Do you have a spare room in your home? If so, renting it out can be an easy way for you to reduce your tax bill. In the next part of our series ‘52 Ways to Save Tax’ we look how you can reduce your earnings by taking in a lodger.
Keep reading to find out how using the ‘Rent a Room’ scheme can help you to pay less tax.
52 Ways to Save Tax – Part 9: Rent out your spare room
If you own a rental property then you are generally taxed on the income you receive less any allowable expenses. However, if you let out furnished accommodation in your home then you are entitled to a tax break.
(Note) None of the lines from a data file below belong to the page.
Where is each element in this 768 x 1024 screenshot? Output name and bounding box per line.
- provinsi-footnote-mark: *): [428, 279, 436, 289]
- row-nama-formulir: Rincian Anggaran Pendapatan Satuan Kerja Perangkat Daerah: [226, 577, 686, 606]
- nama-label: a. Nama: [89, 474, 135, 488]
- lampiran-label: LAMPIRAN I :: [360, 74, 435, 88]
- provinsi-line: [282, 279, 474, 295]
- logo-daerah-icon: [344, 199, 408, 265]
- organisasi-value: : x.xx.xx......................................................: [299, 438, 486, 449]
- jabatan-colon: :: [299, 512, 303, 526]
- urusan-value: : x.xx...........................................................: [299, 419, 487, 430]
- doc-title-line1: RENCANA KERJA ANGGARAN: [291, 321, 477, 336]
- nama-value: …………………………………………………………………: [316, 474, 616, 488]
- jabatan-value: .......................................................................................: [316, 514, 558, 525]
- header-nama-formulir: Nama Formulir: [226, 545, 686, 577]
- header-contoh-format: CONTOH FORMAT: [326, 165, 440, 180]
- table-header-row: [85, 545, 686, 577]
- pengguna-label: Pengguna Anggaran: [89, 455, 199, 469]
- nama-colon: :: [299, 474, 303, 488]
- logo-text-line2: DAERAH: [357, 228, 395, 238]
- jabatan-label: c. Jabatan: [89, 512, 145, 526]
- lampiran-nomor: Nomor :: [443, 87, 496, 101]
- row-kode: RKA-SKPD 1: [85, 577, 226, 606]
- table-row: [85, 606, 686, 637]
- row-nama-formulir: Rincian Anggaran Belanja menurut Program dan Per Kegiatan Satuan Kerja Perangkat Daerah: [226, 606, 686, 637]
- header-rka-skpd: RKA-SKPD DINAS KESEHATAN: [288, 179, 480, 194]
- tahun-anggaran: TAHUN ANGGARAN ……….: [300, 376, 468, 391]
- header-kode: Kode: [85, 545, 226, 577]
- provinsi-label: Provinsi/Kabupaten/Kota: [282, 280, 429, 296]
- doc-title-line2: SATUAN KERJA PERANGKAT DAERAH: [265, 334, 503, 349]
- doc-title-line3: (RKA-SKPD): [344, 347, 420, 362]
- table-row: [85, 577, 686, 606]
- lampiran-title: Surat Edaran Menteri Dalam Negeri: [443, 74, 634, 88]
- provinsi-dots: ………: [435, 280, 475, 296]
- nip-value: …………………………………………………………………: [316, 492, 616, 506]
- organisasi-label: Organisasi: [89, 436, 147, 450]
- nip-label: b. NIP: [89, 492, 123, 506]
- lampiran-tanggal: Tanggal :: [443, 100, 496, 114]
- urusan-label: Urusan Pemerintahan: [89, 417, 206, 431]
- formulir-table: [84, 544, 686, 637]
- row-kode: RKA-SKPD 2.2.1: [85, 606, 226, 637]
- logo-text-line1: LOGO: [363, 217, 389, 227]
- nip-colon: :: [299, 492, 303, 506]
If you rent out a room in your home then you may be eligible for the ‘Rent a Room’ scheme. This scheme allows you to earn up to a threshold of £4,250 per year tax-free from letting out furnished accommodation in your home. You can let out a room or an entire floor of your home.
You can opt in to the ‘Rent a Room’ scheme at any time if you are a resident landlord or if you run a guest house or a bed and breakfast. It is worth remembering that you don’t have to be a homeowner to take advantage of this scheme. If you are a tenant yourself you can also lease out a room to a lodger, as long as your own lease allows you to do so.
If you do own your home you should check with your mortgage lender (if you have one) to ensure that you are allowed to rent out a room under the terms of your home loan.
How you can earn £4,250 without paying tax
If the income you receive from renting a room is less than the threshold (currently £4,250) then you are automatically exempt from paying tax on this amount. You do not have to complete a tax return.
If you earn more than the threshold then you must complete a tax return to declare the income. You will opt into the ‘Rent a Room’ scheme and claim your tax-free allowance via your tax return.
Bear in mind that the income (and the threshold) is halved if you share the income with your partner or someone else.
Two things to bear in mind
As well as the rent you charge for the room you may wish to also charge for services such as providing meals or laundry services.
Any income you receive from these services must be added to the rent you receive for tax purposes. If the total income from rent and other charges exceeds the threshold (currently £4,250) and your overall income is greater than the individual Personal Allowance, you will need to pay some tax.
Your responsibilities as a landlord are to keep the property safe and in good repair. Your tenant does not have the right to challenge the agreed rent and you don’t have to give as much notice to end a letting than if you rented out the property as a whole.